The most fascinating building in the village is the Church of St Leonards. Although its exterior looks in great condition, it contains some structural elements that were put in place in the 10th century. These include Roman bricks found at sites near and in St Albans (Roman ‘Verulamium’). The church was consecrated as ‘St Leonards’ by 1119. Later, the church experienced modifications and enlargements.  Sadly, but predictably during this time of pandemic, the church was locked. So, we will have to make another visit to see this interesting building when things ease up. Likewise, the picturesque Queen’s Head pub next to the church was also closed, except for take-away meals.

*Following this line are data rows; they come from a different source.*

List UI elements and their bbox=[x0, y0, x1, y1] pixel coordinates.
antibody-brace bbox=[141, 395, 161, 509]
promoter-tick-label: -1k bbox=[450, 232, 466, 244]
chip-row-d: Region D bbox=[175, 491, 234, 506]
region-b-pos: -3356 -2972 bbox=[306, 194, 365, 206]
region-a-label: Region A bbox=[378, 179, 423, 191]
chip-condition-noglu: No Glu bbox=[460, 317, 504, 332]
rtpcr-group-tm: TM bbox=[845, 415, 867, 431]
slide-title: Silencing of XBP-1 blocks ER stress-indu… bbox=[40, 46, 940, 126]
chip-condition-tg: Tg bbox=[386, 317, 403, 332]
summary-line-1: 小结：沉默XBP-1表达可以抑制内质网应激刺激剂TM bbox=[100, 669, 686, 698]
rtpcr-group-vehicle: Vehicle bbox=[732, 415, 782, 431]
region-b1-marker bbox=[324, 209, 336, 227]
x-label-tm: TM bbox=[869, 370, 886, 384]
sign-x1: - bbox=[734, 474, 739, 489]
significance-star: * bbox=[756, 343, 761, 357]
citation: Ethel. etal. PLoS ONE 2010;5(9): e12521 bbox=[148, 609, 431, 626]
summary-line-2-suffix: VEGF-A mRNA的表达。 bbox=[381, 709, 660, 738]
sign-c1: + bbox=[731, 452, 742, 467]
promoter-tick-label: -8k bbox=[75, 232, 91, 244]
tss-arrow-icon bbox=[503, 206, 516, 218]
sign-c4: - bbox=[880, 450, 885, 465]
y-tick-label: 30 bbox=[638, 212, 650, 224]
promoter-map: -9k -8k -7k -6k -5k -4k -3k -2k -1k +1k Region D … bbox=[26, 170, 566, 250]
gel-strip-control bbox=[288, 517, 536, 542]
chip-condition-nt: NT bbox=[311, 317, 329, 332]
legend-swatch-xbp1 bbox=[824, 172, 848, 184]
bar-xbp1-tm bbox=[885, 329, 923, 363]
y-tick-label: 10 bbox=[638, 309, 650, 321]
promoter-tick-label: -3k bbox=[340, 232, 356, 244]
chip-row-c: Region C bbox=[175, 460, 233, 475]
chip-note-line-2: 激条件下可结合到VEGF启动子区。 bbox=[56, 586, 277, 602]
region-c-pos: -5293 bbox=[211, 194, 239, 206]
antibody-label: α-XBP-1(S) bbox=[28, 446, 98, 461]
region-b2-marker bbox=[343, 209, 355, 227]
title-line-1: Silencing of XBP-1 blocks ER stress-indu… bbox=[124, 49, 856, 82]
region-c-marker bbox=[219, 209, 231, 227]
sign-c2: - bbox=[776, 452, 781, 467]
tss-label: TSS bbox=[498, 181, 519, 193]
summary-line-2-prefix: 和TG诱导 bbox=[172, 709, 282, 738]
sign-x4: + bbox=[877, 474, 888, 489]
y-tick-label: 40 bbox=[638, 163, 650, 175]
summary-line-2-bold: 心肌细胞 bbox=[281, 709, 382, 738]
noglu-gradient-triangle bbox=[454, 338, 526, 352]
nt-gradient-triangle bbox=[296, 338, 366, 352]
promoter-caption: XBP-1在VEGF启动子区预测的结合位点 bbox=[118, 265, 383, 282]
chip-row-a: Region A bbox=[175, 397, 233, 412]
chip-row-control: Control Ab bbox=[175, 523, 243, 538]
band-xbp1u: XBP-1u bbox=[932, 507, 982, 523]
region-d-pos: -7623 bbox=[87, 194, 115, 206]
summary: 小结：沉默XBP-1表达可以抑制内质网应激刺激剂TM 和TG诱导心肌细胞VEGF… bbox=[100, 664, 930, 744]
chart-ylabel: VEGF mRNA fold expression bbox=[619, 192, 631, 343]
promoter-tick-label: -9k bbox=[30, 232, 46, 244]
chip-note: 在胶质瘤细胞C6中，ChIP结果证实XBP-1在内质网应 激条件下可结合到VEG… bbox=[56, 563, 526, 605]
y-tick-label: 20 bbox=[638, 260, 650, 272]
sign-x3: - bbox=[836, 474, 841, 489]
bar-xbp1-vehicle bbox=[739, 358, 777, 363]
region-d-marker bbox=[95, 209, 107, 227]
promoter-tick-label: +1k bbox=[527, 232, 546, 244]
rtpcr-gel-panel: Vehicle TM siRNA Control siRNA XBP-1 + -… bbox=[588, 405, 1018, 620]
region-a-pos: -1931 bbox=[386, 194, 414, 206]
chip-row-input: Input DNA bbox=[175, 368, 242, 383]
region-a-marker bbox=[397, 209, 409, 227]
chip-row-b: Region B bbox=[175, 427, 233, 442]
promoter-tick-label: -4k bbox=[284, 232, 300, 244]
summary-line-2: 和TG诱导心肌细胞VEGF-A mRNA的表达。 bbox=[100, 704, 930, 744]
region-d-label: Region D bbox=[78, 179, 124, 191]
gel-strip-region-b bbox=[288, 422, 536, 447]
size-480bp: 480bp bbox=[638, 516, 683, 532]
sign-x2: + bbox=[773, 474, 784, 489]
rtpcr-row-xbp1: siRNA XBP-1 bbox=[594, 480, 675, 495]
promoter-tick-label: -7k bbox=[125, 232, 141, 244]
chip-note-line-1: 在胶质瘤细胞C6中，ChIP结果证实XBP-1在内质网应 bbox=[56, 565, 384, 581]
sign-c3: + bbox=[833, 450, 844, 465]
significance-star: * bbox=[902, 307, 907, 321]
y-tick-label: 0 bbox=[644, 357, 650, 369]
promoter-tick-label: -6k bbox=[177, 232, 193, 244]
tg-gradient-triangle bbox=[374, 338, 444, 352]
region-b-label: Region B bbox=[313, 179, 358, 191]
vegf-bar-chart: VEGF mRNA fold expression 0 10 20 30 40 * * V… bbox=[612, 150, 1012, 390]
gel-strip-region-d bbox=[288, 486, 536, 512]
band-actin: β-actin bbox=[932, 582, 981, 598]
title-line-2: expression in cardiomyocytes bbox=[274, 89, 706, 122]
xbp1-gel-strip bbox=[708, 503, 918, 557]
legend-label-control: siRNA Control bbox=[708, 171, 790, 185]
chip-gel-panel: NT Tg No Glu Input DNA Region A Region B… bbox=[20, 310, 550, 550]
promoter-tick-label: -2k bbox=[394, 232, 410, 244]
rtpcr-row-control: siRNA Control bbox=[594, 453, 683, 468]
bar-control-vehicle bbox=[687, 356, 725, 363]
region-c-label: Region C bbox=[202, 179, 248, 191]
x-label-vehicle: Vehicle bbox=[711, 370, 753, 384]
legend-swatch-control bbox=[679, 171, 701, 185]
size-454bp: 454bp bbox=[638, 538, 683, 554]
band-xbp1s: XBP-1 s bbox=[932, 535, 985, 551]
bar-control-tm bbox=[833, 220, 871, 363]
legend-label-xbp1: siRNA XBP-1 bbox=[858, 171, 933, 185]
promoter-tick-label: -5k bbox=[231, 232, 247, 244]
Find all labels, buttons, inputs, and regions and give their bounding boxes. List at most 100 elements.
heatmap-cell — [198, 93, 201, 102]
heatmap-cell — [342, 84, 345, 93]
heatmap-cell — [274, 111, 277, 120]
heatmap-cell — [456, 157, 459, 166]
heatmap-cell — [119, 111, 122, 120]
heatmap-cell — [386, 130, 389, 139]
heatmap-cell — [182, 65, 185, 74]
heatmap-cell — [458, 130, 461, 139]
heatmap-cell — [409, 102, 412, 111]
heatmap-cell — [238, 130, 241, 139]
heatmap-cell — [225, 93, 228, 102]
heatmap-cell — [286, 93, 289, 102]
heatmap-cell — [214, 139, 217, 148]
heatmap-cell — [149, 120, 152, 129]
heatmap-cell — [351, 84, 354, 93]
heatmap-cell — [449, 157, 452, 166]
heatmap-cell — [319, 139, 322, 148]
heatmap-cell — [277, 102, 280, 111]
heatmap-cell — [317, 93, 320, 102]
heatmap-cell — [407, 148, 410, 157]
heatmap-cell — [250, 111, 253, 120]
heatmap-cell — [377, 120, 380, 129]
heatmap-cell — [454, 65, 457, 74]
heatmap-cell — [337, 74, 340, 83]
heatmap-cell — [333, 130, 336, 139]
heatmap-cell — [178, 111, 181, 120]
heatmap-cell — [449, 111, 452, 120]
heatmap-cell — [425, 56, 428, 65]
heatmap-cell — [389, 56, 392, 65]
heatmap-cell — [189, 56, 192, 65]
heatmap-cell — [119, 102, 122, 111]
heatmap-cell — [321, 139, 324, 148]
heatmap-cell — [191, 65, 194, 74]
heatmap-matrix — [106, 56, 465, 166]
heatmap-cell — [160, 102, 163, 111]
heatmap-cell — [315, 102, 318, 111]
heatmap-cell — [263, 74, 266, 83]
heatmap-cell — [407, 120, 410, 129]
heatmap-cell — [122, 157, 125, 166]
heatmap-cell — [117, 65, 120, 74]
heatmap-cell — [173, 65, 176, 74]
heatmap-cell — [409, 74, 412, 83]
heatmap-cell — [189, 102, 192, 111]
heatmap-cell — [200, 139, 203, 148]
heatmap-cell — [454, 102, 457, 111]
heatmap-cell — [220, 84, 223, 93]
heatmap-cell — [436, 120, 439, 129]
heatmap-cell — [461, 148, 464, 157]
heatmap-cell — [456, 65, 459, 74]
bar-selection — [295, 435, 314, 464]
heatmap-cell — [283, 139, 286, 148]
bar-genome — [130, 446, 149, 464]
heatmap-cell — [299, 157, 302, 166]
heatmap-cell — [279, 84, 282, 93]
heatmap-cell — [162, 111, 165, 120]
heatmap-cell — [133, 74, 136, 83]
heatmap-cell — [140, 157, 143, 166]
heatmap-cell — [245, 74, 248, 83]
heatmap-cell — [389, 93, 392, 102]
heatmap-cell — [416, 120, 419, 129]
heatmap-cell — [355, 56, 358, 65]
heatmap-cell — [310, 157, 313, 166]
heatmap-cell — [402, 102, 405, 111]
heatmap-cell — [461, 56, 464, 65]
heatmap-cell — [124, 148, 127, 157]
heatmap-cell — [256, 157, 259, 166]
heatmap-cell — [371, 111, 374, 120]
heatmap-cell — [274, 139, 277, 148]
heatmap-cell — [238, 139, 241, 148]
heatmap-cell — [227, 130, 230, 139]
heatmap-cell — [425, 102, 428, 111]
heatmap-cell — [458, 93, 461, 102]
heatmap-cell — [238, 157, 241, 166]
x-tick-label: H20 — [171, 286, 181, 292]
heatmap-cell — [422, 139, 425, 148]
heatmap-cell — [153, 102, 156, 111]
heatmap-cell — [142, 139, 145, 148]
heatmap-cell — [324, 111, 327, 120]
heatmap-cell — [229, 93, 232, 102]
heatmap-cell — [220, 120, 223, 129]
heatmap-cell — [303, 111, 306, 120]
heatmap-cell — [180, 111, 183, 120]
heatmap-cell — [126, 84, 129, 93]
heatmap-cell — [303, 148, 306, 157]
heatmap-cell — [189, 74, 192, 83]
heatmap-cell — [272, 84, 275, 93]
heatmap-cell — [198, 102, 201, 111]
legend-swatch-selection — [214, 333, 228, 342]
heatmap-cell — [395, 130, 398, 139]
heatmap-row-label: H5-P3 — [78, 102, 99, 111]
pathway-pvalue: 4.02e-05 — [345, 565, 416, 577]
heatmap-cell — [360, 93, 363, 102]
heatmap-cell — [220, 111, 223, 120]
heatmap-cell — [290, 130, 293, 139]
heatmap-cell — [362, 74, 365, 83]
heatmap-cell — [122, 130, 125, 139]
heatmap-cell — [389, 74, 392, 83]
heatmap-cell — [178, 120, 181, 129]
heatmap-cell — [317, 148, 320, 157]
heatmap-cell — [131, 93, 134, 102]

The Queens Head was built in the 17th century and, maybe, earlier, but has had much later work done to it (https://historicengland.org.uk/listing/the-list/list-entry/1102874).  The pub sign has the portrait of a woman’s head. The lady depicted has long black hair and is wearing a garment that exposes her neck and upper chest but not her cleavage. One long ringlet of her hair, which ends in a helical coil, is draped over the front of her left shoulder, and her face is looking slightly towards her right. The portrayal on the pub sign resembles that of Queen Anne (reigned 1702-1714) found in many better painted pictures.  This might not be accidental on a pub that existed long before Anne was on the throne. For, Lady Sarah Churchill, John’s wife, was a court favourite of Queen Anne. Incidentally, it is one of three pubs in this tiny village.

Once again, a short stop in a small English village has been most rewarding both from the aesthetic viewpoint and also because it has caused me to learn yet more detail about the fascinating history of the country where I live. I am grateful to our friends in Hatfield for giving us an excuse to discover Sandridge, a place so close to London but until yesterday, not on our ‘radar’.